Underpinning the power of design is its capacity to solve complex workspace challenges. How can space be used to attract and retain talent? How can it meaningfully cater to the diversity of that talent? How can workspaces be configured to enhance productivity along with job satisfaction? How can workplace design complement and support a business’s unique culture? In other words, what does high-performance workplace design look like?
Workspaces should of course be visually beautiful, but that’s only part of the answer. They also have to be practical in form and function.
Moving beyond the theoretical to implementing design principles that actually work and deliver business value and ROI is a fine balancing act. A compelling example is the Oppenheimer Memorial Trust project in Johannesburg, a space which needed to be reimagined to cater for a variety of needs.
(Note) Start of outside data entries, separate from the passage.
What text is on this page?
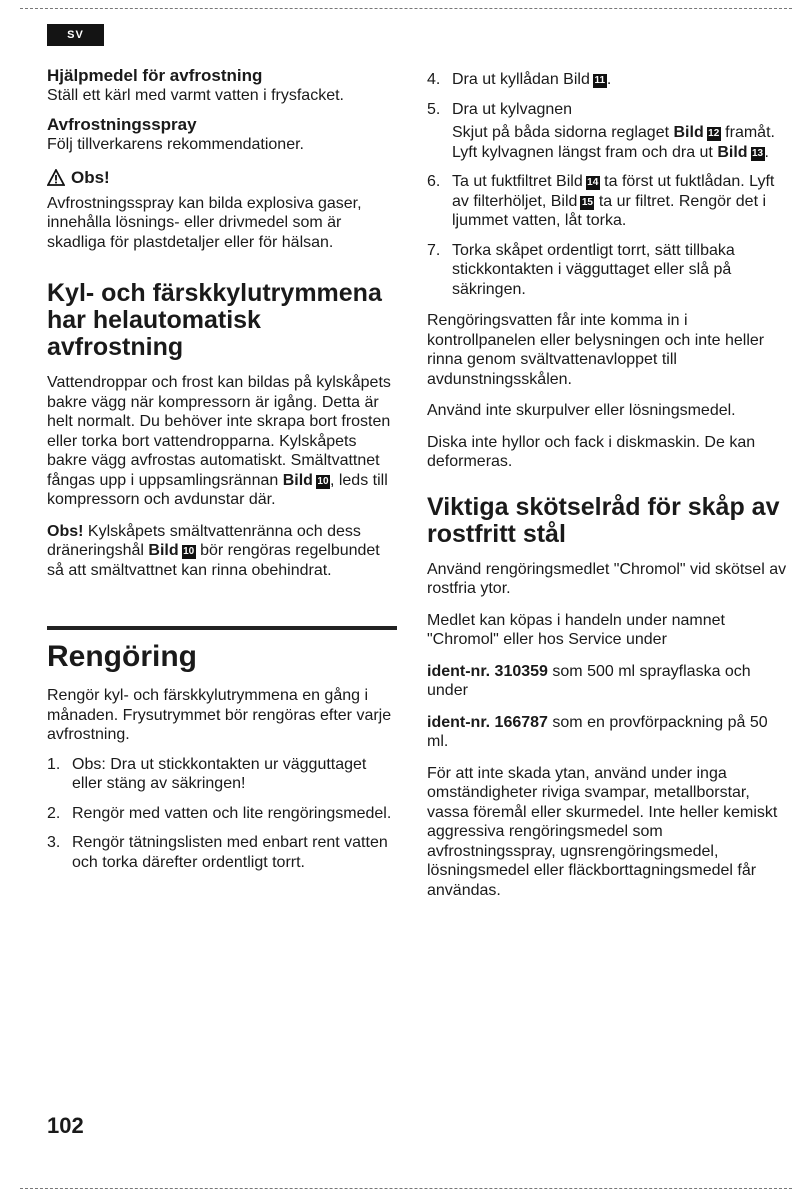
SV

Hjälpmedel för avfrostning

Ställ ett kärl med varmt vatten i frysfacket.

Avfrostningsspray

Följ tillverkarens rekommendationer.

Obs!

Avfrostningsspray kan bilda explosiva gaser, innehålla lösnings- eller drivmedel som är skadliga för plastdetaljer eller för hälsan.

Kyl- och färskkylutrymmena har helautomatisk avfrostning

Vattendroppar och frost kan bildas på kylskåpets bakre vägg när kompressorn är igång. Detta är helt normalt. Du behöver inte skrapa bort frosten eller torka bort vattendropparna. Kylskåpets bakre vägg avfrostas automatiskt. Smältvattnet fångas upp i uppsamlingsrännan Bild 10, leds till kompressorn och avdunstar där.

Obs! Kylskåpets smältvattenränna och dess dräneringshål Bild 10 bör rengöras regelbundet så att smältvattnet kan rinna obehindrat.

Rengöring

Rengör kyl- och färskkylutrymmena en gång i månaden. Frysutrymmet bör rengöras efter varje avfrostning.

1. Obs: Dra ut stickkontakten ur vägguttaget eller stäng av säkringen!
2. Rengör med vatten och lite rengöringsmedel.
3. Rengör tätningslisten med enbart rent vatten och torka därefter ordentligt torrt.
102
4. Dra ut kyllådan Bild 11 .
5. Dra ut kylvagnen

Skjut på båda sidorna reglaget Bild 12 framåt. Lyft kylvagnen längst fram och dra ut Bild 13.

6. Ta ut fuktfiltret Bild 14 ta först ut fuktlådan. Lyft av filterhöljet, Bild 15 ta ur filtret. Rengör det i ljummet vatten, låt torka.
7. Torka skåpet ordentligt torrt, sätt tillbaka stickkontakten i vägguttaget eller slå på säkringen.

Rengöringsvatten får inte komma in i kontrollpanelen eller belysningen och inte heller rinna genom svältvattenavloppet till avdunstningsskålen.

Använd inte skurpulver eller lösningsmedel.

Diska inte hyllor och fack i diskmaskin. De kan deformeras.

Viktiga skötselråd för skåp av rostfritt stål

Använd rengöringsmedlet "Chromol" vid skötsel av rostfria ytor.

Medlet kan köpas i handeln under namnet "Chromol" eller hos Service under

ident-nr. 310359 som 500 ml sprayflaska och under

ident-nr. 166787 som en provförpackning på 50 ml.

För att inte skada ytan, använd under inga omständigheter riviga svampar, metallborstar, vassa föremål eller skurmedel. Inte heller kemiskt aggressiva rengöringsmedel som avfrostningsspray, ugnsrengöringsmedel, lösningsmedel eller fläckborttagningsmedel får användas.
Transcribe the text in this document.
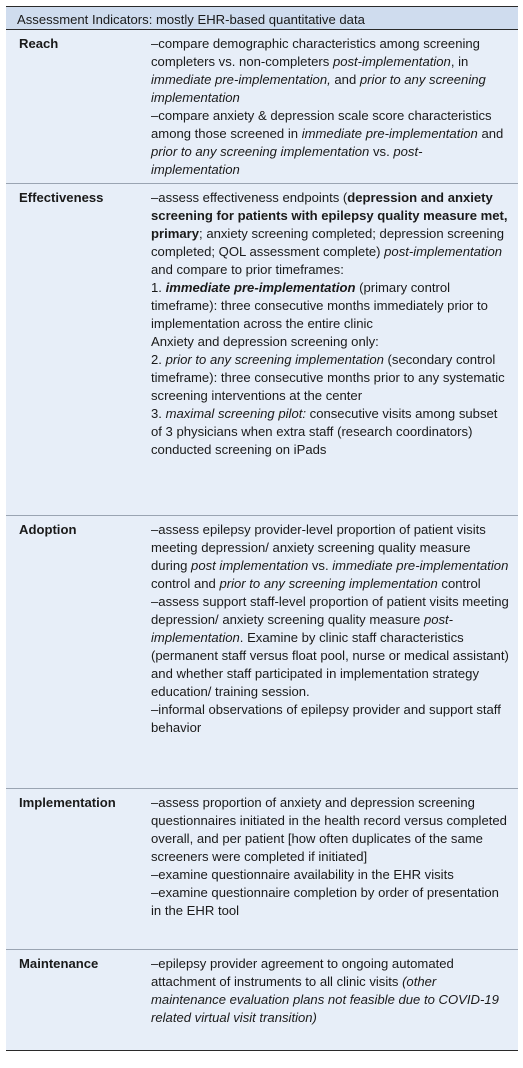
Assessment Indicators: mostly EHR-based quantitative data
Reach	–compare demographic characteristics among screening completers vs. non-completers post-implementation, in immediate pre-implementation, and prior to any screening implementation

–compare anxiety & depression scale score characteristics among those screened in immediate pre-implementation and prior to any screening implementation vs. post-implementation

Effectiveness	–assess effectiveness endpoints (depression and anxiety screening for patients with epilepsy quality measure met, primary; anxiety screening completed; depression screening completed; QOL assessment complete) post-implementation and compare to prior timeframes:

1. immediate pre-implementation (primary control timeframe): three consecutive months immediately prior to implementation across the entire clinic

Anxiety and depression screening only:

2. prior to any screening implementation (secondary control timeframe): three consecutive months prior to any systematic screening interventions at the center

3. maximal screening pilot: consecutive visits among subset of 3 physicians when extra staff (research coordinators) conducted screening on iPads

Adoption	–assess epilepsy provider-level proportion of patient visits meeting depression/ anxiety screening quality measure during post implementation vs. immediate pre-implementation control and prior to any screening implementation control

–assess support staff-level proportion of patient visits meeting depression/ anxiety screening quality measure post-implementation. Examine by clinic staff characteristics (permanent staff versus float pool, nurse or medical assistant) and whether staff participated in implementation strategy education/ training session.

–informal observations of epilepsy provider and support staff behavior

Implementation	–assess proportion of anxiety and depression screening questionnaires initiated in the health record versus completed overall, and per patient [how often duplicates of the same screeners were completed if initiated]

–examine questionnaire availability in the EHR visits

–examine questionnaire completion by order of presentation in the EHR tool

Maintenance	–epilepsy provider agreement to ongoing automated attachment of instruments to all clinic visits (other maintenance evaluation plans not feasible due to COVID-19 related virtual visit transition)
For this project, Tétris carefully incorporated the natural lighting of the calming gardens outside the office and combined them with warm soft, warm interior tones. This approach is informed by a deep understanding of how light impacts the human eye, and people’s ability to concentrate and engage in focused work as well as group activities.
Businesses are faced with a kind of analysis paralysis given the sheer volume of differing opinions and perspectives on important topics like managing the post-Covid return to work, hybrid work trends, and the future of work in general. There’s a skill in harnessing credible global insights and contextualising them for the local environment.
Designing high-performance workspaces successfully blends sustainability best practices with greater personalisation of office environments. Both internationally and here at home, environmentally conscious, multi-use office spaces now include other services and amenities such as in-house baristas, physiotherapists, parcel delivery, or dry-cleaning services to transform offices into spaces where people want to be.
An exciting trend, which is finally being given the serious consideration it deserves, is designing for neurodiversity. Recognising the variety of personalities, from introverts to extroverts, and their differing experiences of sound, light, texture, and space is vital to unlocking a more meaningful kind of productivity – a kind of productivity that is natural, collaborative and voluntary.